2. A requerente identificou-se como A... , nascida a 15.08.1996, nacional da Nigéria. A requerente recusou-se a prestar quaisquer outras declarações. Solicitou então protecção ao Estado Português.
3. Face ao exposto, foi recusada a entrada em território nacional ao requerente nos termos da al. a), n.°1, do art° 32° e dos art°s 9 e 10° todos, da Lei 23/07 de 04 de Julho, alterada e republicada pela Lei 29/2012 de 09 de Agosto.
4. Em cumprimento do disposto no n°1 do art°16° da Lei n°27/08, de 30.06 foi o requerente ouvido quanto aos fundamentos do seu pedido de asilo, tendo prestado as declarações, que se resumem no seguinte:
a) Declarou ser cristã;
b) Ser solteira;
o) Vivia em Benim City. Não trabalhava. Estava a estudar na escola St Maria Dorothy School;
d) Vivia com os meus pais, três irmãos e quatro irmãs.
e) Abandonou o seu País porque o seu pai a queria obrigar a casar com um homem muçulmano de nome B... .
5. O Conselho Português para os Refugiados (CPR) produziu parecer (fls. 27 a 33) pronunciando-se pela admissibilidade do pedido de asilo nos termos do n°1 do art°7° da Lei n°27/2008, de 30 de Junho.
7. Da apreciação da admissibilidade do pedido
Em primeiro lugar, cabe referir que a requerente declara ser menor de 16 anos de idade. Refere que vive e estuda em Benim City, frequentando o 6° ano de escolaridade.
De registar também que a requerente não permitiu a recolha das suas impressões digitais, o que constitui igualmente cláusula de inadmissibilidade, prevista na alínea q), n°2, do art°19 da Lei 27/2008, de 30.06.
Acontece que o ponto 203 do Manual de Procedimentos do ACNUR visa especificamente sobre o beneficio da duvida, estipulando que, após o requerente ter feito um esforço genuíno para substanciar o seu depoimento pode existir falta de elementos de prova para fundamentar algumas declarações, sendo nesse caso de conceder o beneficio da dúvida. Tal situação não se verifica no presente caso, pelo acima exposto, pelo que não se trata de uma situação que consinta a aplicação do benefício da dúvida.
Face ao exposto, concluímos que o pedido de asilo é infundado, traduz-se numa utilização abusiva do instituto do asilo e claramente inadmissível nos termos do artigo das alíneas m) e q), do n.° 2, do artigo 19° da Lei n°27/2008, de 30.06 e deste modo não satisfazer nenhum dos critérios definidos pela Convenção de Genebra e Protocolo de Nova Iorque com vista ao reconhecimento do Estatuto de Refugiado.

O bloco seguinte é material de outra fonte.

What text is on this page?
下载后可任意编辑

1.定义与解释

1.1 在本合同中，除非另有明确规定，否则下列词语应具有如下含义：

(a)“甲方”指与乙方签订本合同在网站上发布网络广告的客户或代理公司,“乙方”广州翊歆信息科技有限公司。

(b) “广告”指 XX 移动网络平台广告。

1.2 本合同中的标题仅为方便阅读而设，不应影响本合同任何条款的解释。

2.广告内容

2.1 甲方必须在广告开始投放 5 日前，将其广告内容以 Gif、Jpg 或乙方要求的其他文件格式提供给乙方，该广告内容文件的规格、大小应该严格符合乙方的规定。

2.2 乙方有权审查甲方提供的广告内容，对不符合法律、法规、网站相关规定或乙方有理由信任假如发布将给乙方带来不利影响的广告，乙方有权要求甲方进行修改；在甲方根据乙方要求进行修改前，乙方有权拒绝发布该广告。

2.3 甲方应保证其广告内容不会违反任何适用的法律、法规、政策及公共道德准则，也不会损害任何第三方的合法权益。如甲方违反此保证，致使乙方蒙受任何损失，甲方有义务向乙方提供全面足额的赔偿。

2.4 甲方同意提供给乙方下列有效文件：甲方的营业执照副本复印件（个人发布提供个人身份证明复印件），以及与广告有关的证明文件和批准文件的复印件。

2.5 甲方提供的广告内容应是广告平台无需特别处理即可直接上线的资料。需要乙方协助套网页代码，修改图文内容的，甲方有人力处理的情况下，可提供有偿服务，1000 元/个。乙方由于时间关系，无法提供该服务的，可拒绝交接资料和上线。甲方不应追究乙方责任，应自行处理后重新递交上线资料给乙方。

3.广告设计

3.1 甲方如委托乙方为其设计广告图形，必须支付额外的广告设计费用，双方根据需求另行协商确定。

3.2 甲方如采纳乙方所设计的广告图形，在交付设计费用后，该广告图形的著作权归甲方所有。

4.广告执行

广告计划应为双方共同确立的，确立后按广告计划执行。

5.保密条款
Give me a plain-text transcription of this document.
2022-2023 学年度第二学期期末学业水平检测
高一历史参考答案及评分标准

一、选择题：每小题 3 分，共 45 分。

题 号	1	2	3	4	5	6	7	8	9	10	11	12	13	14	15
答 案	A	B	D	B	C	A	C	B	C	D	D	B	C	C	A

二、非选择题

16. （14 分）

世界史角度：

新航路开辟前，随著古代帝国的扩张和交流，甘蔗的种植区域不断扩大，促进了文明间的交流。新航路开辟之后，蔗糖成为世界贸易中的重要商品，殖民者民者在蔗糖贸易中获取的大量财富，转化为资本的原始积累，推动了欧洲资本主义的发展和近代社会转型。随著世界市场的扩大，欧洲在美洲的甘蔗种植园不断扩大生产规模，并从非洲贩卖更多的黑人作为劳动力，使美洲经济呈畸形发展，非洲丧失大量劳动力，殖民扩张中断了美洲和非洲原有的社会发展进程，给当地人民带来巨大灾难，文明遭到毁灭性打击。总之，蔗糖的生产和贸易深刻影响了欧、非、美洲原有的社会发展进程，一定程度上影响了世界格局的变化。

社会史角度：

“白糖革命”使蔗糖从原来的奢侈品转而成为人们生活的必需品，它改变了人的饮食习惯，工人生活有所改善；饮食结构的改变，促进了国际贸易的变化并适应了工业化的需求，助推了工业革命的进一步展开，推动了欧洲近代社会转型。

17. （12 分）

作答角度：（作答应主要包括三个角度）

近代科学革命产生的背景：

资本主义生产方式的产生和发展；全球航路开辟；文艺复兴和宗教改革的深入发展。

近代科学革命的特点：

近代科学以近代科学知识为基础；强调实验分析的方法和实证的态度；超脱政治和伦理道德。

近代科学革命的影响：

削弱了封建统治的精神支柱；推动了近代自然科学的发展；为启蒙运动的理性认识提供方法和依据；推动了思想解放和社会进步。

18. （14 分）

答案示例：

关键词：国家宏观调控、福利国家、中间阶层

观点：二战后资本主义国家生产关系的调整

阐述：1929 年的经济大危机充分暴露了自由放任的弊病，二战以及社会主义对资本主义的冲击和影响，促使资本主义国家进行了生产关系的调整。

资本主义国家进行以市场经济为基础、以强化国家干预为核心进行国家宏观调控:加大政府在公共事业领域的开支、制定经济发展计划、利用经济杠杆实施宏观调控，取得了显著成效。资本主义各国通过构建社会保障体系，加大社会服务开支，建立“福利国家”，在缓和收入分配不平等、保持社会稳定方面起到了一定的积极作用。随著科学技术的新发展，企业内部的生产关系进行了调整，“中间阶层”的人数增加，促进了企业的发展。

8. Da Autorização de Residência por motivos humanitários
O artigo 7° da Lei n°27/08, de 30-06, atribui aos estrangeiros que não se enquadram no âmbito de aplicação do direito de asilo previsto no artigo 3°, a possibilidade de obterem uma autorização de residência por razões humanitárias, quando estes sejam impedidos ou se sintam impossibilitados de regressar ao seu país de origem ou de residência habitual, devido a situações sistemática de violação dos direitos humanos ou por se encontrarem em risco de sofrer ofensa grave.

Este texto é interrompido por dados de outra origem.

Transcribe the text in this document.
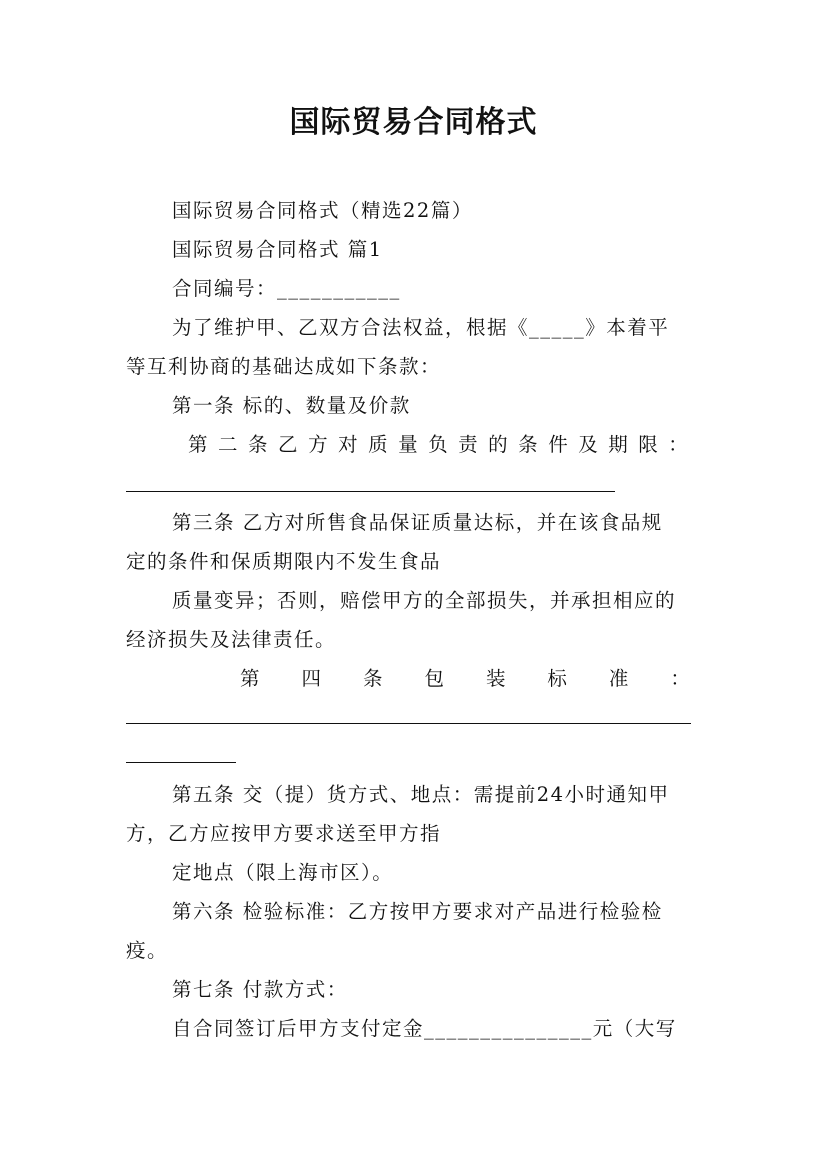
国际贸易合同格式
国际贸易合同格式（精选22篇）
国际贸易合同格式 篇1
合同编号：___________
为了维护甲、乙双方合法权益，根据《_____》本着平
等互利协商的基础达成如下条款：
第一条 标的、数量及价款
第 二 条 乙 方 对 质 量 负 责 的 条 件 及 期 限 ：
第三条 乙方对所售食品保证质量达标，并在该食品规
定的条件和保质期限内不发生食品
质量变异；否则，赔偿甲方的全部损失，并承担相应的
经济损失及法律责任。
第 四 条 包 装 标 准 ：
第五条 交（提）货方式、地点：需提前24小时通知甲
方，乙方应按甲方要求送至甲方指
定地点（限上海市区）。
第六条 检验标准：乙方按甲方要求对产品进行检验检
疫。
第七条 付款方式：
自合同签订后甲方支付定金_______________元（大写
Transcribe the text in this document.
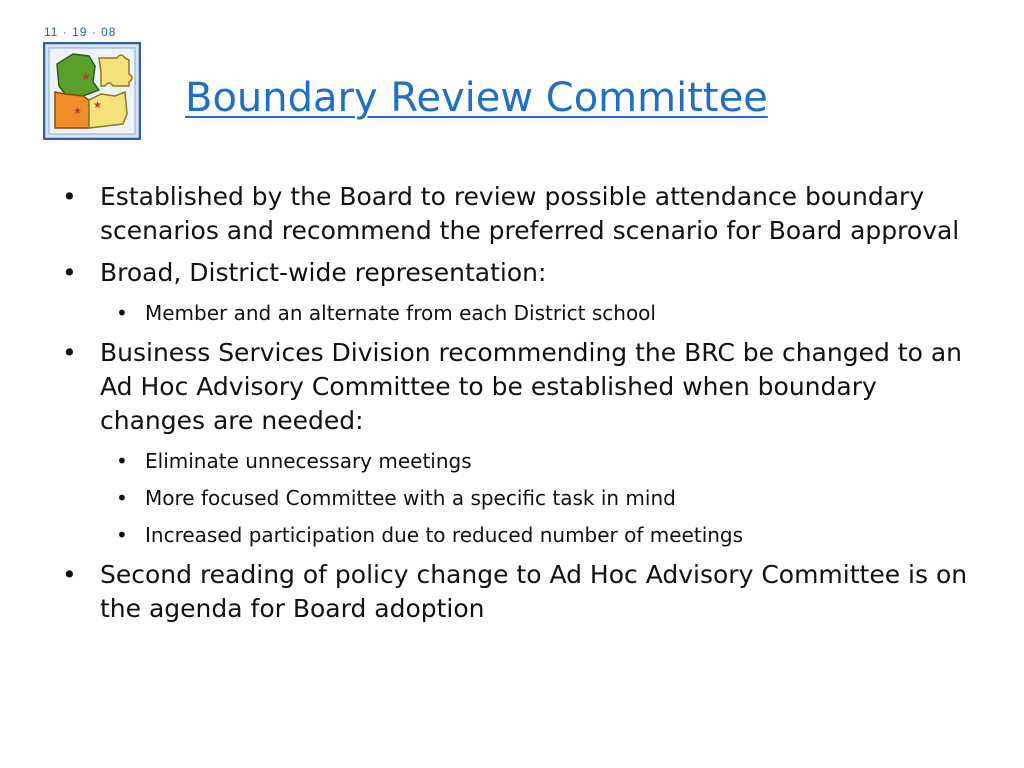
11 · 19 · 08
★
★
★	Boundary Review Committee
• Established by the Board to review possible attendance boundary scenarios and recommend the preferred scenario for Board approval
• Broad, District-wide representation:
• Member and an alternate from each District school
• Business Services Division recommending the BRC be changed to an Ad Hoc Advisory Committee to be established when boundary changes are needed:
• Eliminate unnecessary meetings
• More focused Committee with a specific task in mind
• Increased participation due to reduced number of meetings
• Second reading of policy change to Ad Hoc Advisory Committee is on the agenda for Board adoption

Na aplicabilidade do regime previsto no art°7° há que ter em conta o caso concreto, ou seja, analisar até que ponto podem os requerentes invocar com razão que se encontram impossibilitados de regressar ao seu país de origem ou de residência habitual, devido a uma situação de sistemática violação dos direitos humanos ou por aí se encontrarem em risco de sofrer ofensa grave.
Como ficou exposto no ponto 7, existem fundadas razões para concluir que o relato e perfil da requerente não merecem credibilidade, o que afasta a possibilidade de lhe ser concedido o benefício da dúvida, por isso não é de admitir que a requerente, atento o seu caso individual, sinta algum constrangimento na sua esfera pessoal pelas razões que podem levar a concessão de protecção.

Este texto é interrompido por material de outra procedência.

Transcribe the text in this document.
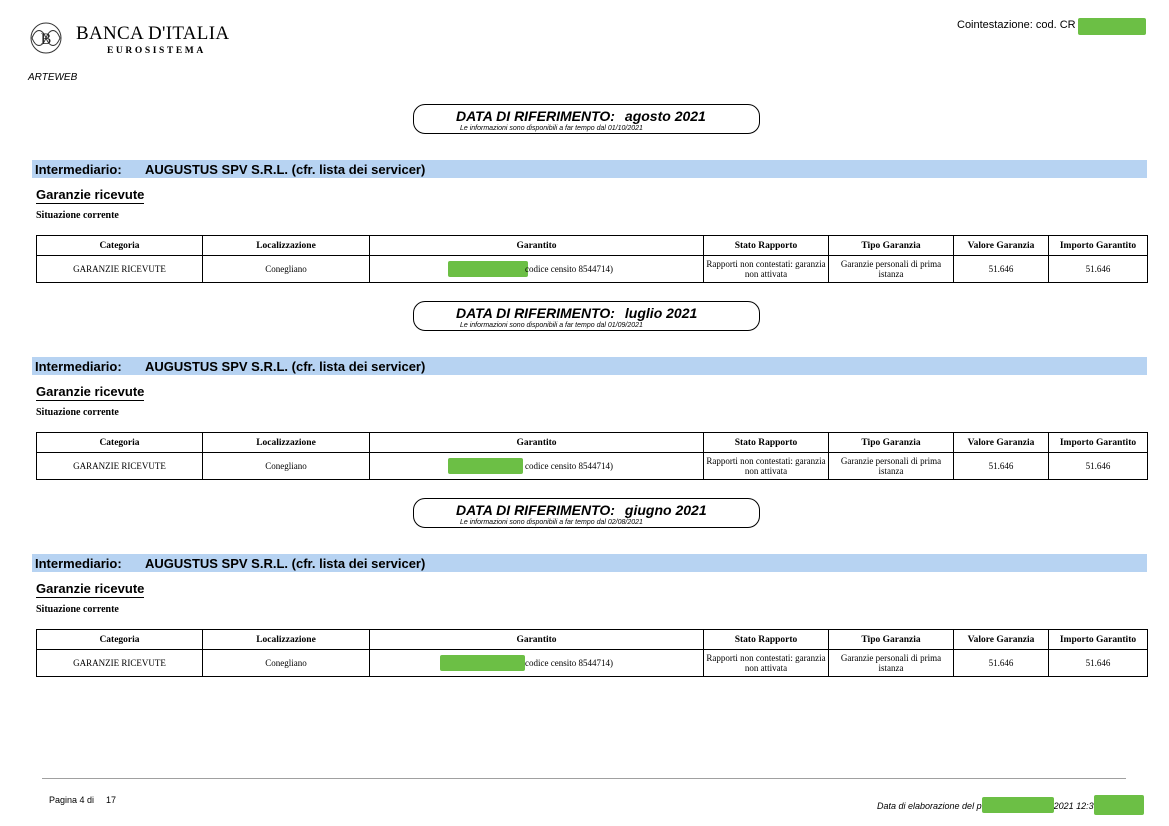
B BANCA D'ITALIA
EUROSISTEMA
ARTEWEB
Cointestazione: cod. CR
DATA DI RIFERIMENTO: agosto 2021
Le informazioni sono disponibili a far tempo dal 01/10/2021
Intermediario: AUGUSTUS SPV S.R.L. (cfr. lista dei servicer)
Garanzie ricevute
Situazione corrente
Categoria	Localizzazione	Garantito	Stato Rapporto	Tipo Garanzia	Valore Garanzia	Importo Garantito
GARANZIE RICEVUTE	Conegliano	codice censito 8544714)	Rapporti non contestati: garanzia non attivata	Garanzie personali di prima istanza	51.646	51.646
DATA DI RIFERIMENTO: luglio 2021
Le informazioni sono disponibili a far tempo dal 01/09/2021
Intermediario: AUGUSTUS SPV S.R.L. (cfr. lista dei servicer)
Garanzie ricevute
Situazione corrente
Categoria	Localizzazione	Garantito	Stato Rapporto	Tipo Garanzia	Valore Garanzia	Importo Garantito
GARANZIE RICEVUTE	Conegliano	codice censito 8544714)	Rapporti non contestati: garanzia non attivata	Garanzie personali di prima istanza	51.646	51.646
DATA DI RIFERIMENTO: giugno 2021
Le informazioni sono disponibili a far tempo dal 02/08/2021
Intermediario: AUGUSTUS SPV S.R.L. (cfr. lista dei servicer)
Garanzie ricevute
Situazione corrente
Categoria	Localizzazione	Garantito	Stato Rapporto	Tipo Garanzia	Valore Garanzia	Importo Garantito
GARANZIE RICEVUTE	Conegliano	codice censito 8544714)	Rapporti non contestati: garanzia non attivata	Garanzie personali di prima istanza	51.646	51.646
Pagina 4 di 17
Data di elaborazione del p	2021 12:3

Assim, tendo em linha de conta as circunstâncias expostas no ponto 7 da presente informação, afigura-se, por via do disposto no artigo 34° da Lei 27/2008, de 30.06, que manda aplicar às situações previstas no artigo 7°, as disposições constantes das secções I, II, III, IV do capitulo III, também a concessão de autorização de residência por razões humanitárias pode ser liminarmente indeferida nos casos previstos no n°19º, da mesma lei.
Nesta medida, atento o exposto no ponto 7, não existem fundamentos para que possa ser aplicado ao caso em análise o regime previsto no artigo 7° da Lei n°27/08, de 30.06.
9. Proposta
Face aos factos atrás expostos, consideramos o pedido de asilo infundado, por não se enquadrar em nenhuma das disposições previstas na Convenção de Genebra e no Protocolo de Nova Iorque.
Tendo em conta o exposto no ponto 8 da presente informação, consideramos igualmente que o caso não é susceptível de enquadramento no regime de protecção subsidiara previsto no artigo 7° da mesma Lei.
Assim, submete-se à consideração do Ex.mo Director-Nacional Adjunto do SEF a não admissão do pedido de asilo, nos termos das alíneas m) e q) do n°2 do artigo 19°, e n°4 do artigo 24°, ambos da Lei n°27/08, de 30 de Junho. (...)" - cfr. fls. 34-38 do PA e fls. 12-16 dos autos;

J) - Com data de 28 de Fevereiro de 2013 o Director-Nacional Adjunto do SEF proferiu relativamente ao pedido de asilo formulado pela Autora a seguinte decisão:
"(...) Considerando o disposto nas alíneas b), c), m) e q) do n°2 do art. 19°, e no nº 4 do art. 24° ambos da Lei n°27/08, de 30 de Junho, com base na informação n°75/GAR/13 do Gabinete de Asilo e Refugiados do Serviço de Estrangeiros e Fronteiras, recuso o pedido de asilo apresentado pela cidadã que se identificou como A... , nacional da Nigéria.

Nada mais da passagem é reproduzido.